Blood Brothers

Year
2002
Original title
Ryuko Kyodai
Japanese title
  • 龍虎兄弟
Director
Cast
Running time
96 minutes
Published
23 December 2002
Blood Brothers Blood Brothers

by

We're in the hull of a dark, leaky boat, jam-packed with Chinese immigrants on their way to Nihon. Two small boys huddle against their mother. One boy has a tattoo of a dragon sprawled down his arm, and the other a tiger. Whatever future awaits them, they pledge undying allegiance to each other.

Flash-forward - Yokohama's Chinatown. "Tiger" Noboru and "Dragon" Takeshi (Aikawa and Ozawa respectively, here in their tenth film together) are all grown up. They saunter into a restaurant and square up to a group of mainland Chinese men having some food. Despite their origins, Takeshi and his brother have no patience for the "foreign" crime element muscling their turf. After a short exchange in Mandarin (Ozawa speaks it often throughout the film), bullets are dispatched a la A Better Tomorrow, with the brothers blasting away in a style that would do Chow Yun-Fat proud. It's obvious from the outset that the film will begin and end with ballistics, it's only a matter of how many shells.

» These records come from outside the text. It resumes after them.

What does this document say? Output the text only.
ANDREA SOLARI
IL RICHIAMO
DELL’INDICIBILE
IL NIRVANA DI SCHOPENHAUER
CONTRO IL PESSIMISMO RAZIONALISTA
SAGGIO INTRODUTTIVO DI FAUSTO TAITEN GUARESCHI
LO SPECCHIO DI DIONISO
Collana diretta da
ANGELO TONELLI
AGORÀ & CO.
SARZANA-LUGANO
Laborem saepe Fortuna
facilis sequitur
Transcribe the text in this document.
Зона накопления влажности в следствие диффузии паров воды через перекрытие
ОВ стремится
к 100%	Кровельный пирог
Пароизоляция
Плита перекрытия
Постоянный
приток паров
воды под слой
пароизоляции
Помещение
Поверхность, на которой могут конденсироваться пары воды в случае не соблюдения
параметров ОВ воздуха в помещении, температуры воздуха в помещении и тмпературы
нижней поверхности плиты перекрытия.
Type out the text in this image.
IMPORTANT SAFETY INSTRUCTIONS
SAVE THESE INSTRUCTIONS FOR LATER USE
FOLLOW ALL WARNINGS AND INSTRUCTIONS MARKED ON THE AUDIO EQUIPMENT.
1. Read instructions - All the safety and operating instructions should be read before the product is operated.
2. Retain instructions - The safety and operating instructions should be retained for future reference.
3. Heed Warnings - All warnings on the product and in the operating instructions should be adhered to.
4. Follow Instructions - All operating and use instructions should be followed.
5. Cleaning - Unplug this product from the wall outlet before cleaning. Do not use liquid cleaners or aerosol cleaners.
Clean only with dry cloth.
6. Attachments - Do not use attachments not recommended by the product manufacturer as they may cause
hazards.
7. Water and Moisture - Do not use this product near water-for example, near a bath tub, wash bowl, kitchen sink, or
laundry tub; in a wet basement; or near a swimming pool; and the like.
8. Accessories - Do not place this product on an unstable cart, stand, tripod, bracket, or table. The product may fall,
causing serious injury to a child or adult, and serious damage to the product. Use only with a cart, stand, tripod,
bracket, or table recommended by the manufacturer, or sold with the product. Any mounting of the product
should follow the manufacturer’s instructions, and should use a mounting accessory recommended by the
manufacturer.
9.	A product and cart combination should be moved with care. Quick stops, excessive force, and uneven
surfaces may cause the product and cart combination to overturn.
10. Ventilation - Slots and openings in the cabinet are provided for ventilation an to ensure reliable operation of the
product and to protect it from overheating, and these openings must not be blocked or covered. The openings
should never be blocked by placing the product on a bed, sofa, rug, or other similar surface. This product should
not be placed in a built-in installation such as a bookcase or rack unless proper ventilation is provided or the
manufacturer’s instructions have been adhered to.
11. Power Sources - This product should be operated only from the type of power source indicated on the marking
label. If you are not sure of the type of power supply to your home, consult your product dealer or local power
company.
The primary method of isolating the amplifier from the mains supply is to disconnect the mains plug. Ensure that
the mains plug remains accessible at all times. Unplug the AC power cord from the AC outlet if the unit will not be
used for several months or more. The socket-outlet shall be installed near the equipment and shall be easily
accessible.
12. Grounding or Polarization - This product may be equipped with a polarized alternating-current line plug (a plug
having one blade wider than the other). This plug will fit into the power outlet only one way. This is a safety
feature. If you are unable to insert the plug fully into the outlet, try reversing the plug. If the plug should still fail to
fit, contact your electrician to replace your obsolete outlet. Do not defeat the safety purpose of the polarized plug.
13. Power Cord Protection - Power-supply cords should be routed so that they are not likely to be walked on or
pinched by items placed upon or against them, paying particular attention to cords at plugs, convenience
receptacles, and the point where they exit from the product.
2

After the smoke clears, we're introduced to a number of characters, with the brothers' little co-owned watering hole serving as home base. A rumpled cop (Yosuke Natsuki) takes on the case, but he already knows who the culprits are - it's no more than a waiting game. Noboru's young girlfriend has decided to hook up with someone her own age (and unfortunately for him, part of their crew), while the bar's in-house chanteuse (Hiromi Nakajima) pines for Takeshi as she belts out tunes to empty seats. The brothers' beleaguered father (V-cinema vet Kentaro Shimizu) is the symbolic leader of the Takeda yakuza organization, but it's underboss Honda (Hiroyuki Konishi) who runs the show. Honda holds a secret meeting with the suave, white-clad leader of the mainland team, and the two feel their conflict of interest can be turned into a business opportunity.

The torch is passed from father to sons, and Shimizu emotionally reveals the true story of their mother's murder in flashback. Not two scenes later, he's found bludgeoned to death. The dogged detective susses out the connection between the old crime and the brewing war, but there's no stopping this head-on collision. Before the brothers can exact revenge, they're separated from each other, and from several of their limbs. After a long estrangement and convalescence (with Takeshi living in the gutter near the Takeda team's HQ), the brothers emerge on Chinese New Year's, peg-legged and with only a pair of arms between them. The action-filled final reel features some bone-crushing martial arts (one of the villains is a well-known K1 fighter), and several hundred rounds of ammunition, leading to the inevitable showdown.

Star and/or director of numerous gangster flicks, Hitoshi Ozawa (who pulls a 'Beat' Takeshi by crediting himself by his full name as an actor, but only as 'Ozawa' as a director) has a good feel for the crime genre and its trappings. The budget is fairly low, but the flashbacks are well timed and the cutting of the dramatic scenes is quite sharp. Although the gunplay is plentiful, it doesn't raise the bar in light of all the "gun-fu" of recent years. There is, however, an original visual gag during the final battle, where the limb-challenged pair "merge" to combine their firepower.

With decent lensing and a pounding ethnic score, Ozawa exposes the dark side of the picture postcard facade of Yokohama's Chinatown, succeeding in "B-movie" terms. The makeup effects are convincing, with a memorable, baroque image of the brothers' artful arms framed under glass as the baddie cackles in his throne. The timing of this film is way off, but for those who revel in the out-of-vogue Hong Kong "heroic bloodshed" cycle of the mid-'80s to early-'90s (and their dramatic precursor in the kung fu epics of the late '60s and early '70s), Blood Brothers forms the love child of that genre and the yakuza film. For all its amputations, it fuses the two styles seamlessly, and Ozawa obviously has a great affection for his source material. It just doesn't pack the punch of say John Woo's, Chang Cheh's, or Kinji Fukasaku's work, to name a few obvious influences.

Look for director Takashi Miike in a cameo as a homeless man (on a day off during his directing duties on Shangri-La?) who gives curb-bound Takeshi a little incentive to take revenge for all the street people (Ozawa appeared in both Dead or Alive and Agitator for Miike). Vet thesp Hideyo Amamoto (from numerous kaiju eiga) appears as a restaurant worker with some words of wisdom. Wen Suipin (the brothers' mom in the flashbacks) is the former Miss Taiwan, for the idol-inclined.